Daphne stared, her hand pressed to her mouth. "So… it's not that we're cursed to become a beast… it's that we have a weakness that attracts the curse?"
"Precisely," Ariana affirmed. "This is why magic cannot cure it. Magic is the source of the problem. You cannot use a faulty power source to fix its own flaw." She looked at them, her eyes blazing with a brilliant, revolutionary idea. "Think of it like a cancer. A magical one. The curse is the tumor latching to the Greengrass blood magic itself, perhaps some kind of a specific magical signature that is not in other people. That is why it appears in some people and not in others. We can't just cut it out, because it's woven into the very fabric of the host's magic. But what if we could stop it from growing? What if we could introduce something that reinforces the host's own magical walls, that starves the parasite of the energy it feeds on?"
She was no longer just a witch. She was a magical geneticist, a cellular biologist of the soul.
"The key isn't a counter-curse," she murmured, thinking aloud. "It's an alchemical solution. A potion, perhaps. Something that works on a physical, molecular level to seal the 'cracks'. If we can cut off the curse's food source, we can suppress its growth. We might even be able to force it into a permanent state of dormancy." She looked at Daphne, her expression now one of fierce, determined hope. "We might not be able to remove it, Daphne. But we might be able to stop it. We can give Astoria a full, normal life."
The room was silent for a moment, the three girls standing on the precipice of a medical discovery that could change the wizarding world. They had found the root cause of an incurable curse. The "how" was still a vast, unknown territory, a lifetime of research and experimentation stretching before them.

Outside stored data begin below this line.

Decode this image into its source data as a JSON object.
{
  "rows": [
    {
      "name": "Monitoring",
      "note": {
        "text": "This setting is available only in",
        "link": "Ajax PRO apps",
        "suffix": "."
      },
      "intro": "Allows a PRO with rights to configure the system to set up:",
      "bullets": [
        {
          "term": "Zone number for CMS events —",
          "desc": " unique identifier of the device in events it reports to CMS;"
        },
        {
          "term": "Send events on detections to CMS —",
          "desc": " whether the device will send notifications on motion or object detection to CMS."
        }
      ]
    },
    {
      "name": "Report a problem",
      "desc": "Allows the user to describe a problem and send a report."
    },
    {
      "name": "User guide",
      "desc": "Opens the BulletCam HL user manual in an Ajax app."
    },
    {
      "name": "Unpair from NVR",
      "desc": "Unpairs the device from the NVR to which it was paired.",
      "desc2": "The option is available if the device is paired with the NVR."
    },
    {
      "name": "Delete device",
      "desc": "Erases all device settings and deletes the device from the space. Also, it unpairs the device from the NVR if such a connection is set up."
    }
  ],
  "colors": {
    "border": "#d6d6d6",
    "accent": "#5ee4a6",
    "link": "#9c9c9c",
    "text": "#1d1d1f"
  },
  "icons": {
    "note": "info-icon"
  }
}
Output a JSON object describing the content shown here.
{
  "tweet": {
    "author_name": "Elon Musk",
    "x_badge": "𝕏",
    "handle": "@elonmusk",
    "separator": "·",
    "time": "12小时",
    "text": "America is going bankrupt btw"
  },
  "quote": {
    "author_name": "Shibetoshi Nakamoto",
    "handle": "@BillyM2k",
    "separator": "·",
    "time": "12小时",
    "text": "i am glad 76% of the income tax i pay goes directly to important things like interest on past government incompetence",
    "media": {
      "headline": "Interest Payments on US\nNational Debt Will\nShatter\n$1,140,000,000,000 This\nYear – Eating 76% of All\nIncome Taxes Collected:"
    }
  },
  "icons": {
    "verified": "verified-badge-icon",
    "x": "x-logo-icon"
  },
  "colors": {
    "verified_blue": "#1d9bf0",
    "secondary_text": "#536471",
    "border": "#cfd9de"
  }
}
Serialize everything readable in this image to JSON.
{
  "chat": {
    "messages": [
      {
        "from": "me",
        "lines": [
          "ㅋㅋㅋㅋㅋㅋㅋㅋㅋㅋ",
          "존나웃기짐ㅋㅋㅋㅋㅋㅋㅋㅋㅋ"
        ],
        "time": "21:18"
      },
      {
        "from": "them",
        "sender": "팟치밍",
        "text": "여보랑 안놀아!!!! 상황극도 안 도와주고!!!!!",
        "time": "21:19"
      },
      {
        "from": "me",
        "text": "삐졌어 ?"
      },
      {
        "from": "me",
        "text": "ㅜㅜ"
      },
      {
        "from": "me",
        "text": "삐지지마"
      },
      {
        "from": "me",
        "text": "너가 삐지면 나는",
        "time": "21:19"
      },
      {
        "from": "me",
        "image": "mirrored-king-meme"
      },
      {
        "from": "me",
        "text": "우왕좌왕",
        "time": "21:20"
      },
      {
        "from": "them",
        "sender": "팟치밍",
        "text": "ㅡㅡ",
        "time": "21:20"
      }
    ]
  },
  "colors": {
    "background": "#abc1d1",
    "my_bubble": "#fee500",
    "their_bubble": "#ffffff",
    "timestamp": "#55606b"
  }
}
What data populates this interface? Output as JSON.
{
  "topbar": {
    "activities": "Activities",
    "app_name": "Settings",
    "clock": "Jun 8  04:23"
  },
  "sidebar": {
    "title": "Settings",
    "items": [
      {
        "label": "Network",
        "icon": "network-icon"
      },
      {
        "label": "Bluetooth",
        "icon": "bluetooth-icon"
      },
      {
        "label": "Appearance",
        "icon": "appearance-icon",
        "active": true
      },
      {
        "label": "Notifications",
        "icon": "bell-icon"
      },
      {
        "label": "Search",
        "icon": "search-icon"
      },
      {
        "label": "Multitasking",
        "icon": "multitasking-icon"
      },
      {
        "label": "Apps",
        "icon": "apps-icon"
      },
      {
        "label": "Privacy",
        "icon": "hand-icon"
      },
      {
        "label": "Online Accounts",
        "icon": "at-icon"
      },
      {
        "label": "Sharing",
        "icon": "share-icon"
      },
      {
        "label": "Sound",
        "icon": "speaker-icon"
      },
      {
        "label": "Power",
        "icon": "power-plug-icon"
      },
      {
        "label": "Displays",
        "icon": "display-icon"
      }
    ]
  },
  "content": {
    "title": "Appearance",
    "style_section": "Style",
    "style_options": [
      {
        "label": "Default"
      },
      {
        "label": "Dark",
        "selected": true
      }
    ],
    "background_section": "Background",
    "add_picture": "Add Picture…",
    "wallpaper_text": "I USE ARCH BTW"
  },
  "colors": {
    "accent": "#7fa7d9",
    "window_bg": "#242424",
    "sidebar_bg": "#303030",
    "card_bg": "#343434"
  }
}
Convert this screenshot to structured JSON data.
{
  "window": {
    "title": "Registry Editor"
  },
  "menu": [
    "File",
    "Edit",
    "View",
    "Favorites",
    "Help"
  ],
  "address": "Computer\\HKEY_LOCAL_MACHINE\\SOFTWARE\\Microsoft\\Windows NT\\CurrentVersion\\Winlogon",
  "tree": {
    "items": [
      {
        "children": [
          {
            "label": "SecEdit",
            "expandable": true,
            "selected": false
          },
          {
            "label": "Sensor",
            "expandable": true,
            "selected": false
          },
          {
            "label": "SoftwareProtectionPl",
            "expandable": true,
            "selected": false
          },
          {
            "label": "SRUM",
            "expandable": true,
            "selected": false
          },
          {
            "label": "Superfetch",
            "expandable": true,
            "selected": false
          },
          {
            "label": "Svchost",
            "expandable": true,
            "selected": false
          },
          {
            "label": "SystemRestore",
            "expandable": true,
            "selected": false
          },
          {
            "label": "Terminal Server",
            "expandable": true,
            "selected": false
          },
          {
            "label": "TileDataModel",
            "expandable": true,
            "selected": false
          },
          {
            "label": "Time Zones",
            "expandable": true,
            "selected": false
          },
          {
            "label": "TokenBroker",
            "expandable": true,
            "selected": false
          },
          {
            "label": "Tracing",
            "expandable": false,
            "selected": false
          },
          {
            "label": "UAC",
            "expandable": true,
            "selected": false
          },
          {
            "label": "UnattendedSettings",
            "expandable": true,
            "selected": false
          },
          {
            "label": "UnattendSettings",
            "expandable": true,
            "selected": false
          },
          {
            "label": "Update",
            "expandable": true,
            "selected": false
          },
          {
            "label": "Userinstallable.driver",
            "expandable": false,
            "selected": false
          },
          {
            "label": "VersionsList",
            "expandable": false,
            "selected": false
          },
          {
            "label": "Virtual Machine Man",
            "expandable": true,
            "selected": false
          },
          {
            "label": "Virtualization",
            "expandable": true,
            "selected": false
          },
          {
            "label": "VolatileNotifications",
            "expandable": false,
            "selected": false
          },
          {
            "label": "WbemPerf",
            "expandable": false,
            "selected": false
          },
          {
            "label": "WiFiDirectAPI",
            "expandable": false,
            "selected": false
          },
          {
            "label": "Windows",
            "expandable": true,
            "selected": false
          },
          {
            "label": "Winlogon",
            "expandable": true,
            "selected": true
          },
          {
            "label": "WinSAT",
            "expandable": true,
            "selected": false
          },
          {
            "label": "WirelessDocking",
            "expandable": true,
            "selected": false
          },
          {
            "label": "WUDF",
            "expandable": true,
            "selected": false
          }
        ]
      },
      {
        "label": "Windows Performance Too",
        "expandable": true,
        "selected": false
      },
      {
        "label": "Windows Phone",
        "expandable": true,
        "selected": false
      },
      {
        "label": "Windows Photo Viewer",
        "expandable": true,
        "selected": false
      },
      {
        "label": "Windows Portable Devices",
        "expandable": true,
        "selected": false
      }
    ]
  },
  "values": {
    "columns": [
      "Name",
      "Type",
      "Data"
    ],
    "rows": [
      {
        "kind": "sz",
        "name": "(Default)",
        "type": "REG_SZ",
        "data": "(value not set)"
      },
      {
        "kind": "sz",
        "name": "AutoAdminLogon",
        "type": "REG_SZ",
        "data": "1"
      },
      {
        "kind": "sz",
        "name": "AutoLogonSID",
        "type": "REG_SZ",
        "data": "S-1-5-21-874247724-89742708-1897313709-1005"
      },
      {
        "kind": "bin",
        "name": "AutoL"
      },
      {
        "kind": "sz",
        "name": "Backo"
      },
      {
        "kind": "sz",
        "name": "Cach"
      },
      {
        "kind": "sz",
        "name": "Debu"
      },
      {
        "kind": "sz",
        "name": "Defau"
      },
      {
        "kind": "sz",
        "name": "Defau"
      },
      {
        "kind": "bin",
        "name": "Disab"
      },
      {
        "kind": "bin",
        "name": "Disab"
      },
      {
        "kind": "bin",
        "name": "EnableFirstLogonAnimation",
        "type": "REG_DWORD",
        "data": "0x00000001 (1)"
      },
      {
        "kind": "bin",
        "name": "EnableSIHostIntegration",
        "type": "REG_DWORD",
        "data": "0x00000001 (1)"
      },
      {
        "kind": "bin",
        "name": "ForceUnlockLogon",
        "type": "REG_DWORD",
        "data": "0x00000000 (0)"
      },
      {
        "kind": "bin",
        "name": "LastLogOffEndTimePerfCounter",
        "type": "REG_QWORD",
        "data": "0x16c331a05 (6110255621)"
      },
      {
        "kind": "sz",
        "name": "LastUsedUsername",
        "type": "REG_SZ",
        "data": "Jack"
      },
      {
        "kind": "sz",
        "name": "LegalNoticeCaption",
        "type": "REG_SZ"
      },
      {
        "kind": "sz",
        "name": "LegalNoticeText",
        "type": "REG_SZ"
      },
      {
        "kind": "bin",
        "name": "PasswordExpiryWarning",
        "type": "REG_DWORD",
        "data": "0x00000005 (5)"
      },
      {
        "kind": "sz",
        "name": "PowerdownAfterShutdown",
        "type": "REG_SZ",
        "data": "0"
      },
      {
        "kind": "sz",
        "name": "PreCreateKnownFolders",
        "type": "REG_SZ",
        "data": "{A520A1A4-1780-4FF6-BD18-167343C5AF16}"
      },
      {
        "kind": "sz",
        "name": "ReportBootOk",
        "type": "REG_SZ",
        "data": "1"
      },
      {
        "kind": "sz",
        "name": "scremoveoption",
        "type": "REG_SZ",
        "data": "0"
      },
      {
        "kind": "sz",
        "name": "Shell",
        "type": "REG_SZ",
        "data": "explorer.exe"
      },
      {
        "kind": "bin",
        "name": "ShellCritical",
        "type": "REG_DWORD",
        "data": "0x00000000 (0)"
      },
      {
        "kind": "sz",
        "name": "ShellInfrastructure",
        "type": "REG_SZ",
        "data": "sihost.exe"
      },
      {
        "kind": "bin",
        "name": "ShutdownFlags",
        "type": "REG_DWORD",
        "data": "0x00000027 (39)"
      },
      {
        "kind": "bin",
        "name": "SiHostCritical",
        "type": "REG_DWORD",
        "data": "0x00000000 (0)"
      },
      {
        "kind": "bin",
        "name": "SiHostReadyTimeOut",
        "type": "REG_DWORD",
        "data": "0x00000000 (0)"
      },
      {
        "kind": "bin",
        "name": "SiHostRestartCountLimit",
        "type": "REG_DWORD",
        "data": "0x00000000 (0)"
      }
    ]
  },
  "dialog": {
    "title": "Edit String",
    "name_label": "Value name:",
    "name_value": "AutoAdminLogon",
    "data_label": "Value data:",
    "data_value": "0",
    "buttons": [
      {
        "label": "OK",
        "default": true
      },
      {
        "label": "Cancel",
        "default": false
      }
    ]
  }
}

But for the first time, they had a map. They had a direction. And they had hope.
Ariana felt her own magical core give a quiet, contented hum. It was not the explosive expansion of her maturation, but a deep, resonant thrum of purpose. This was her Great Work. Not just defeating a Dark Lord, but healing the very fabric of magic itself. And with her friends by her side, she felt, for the first time, that it might just be possible.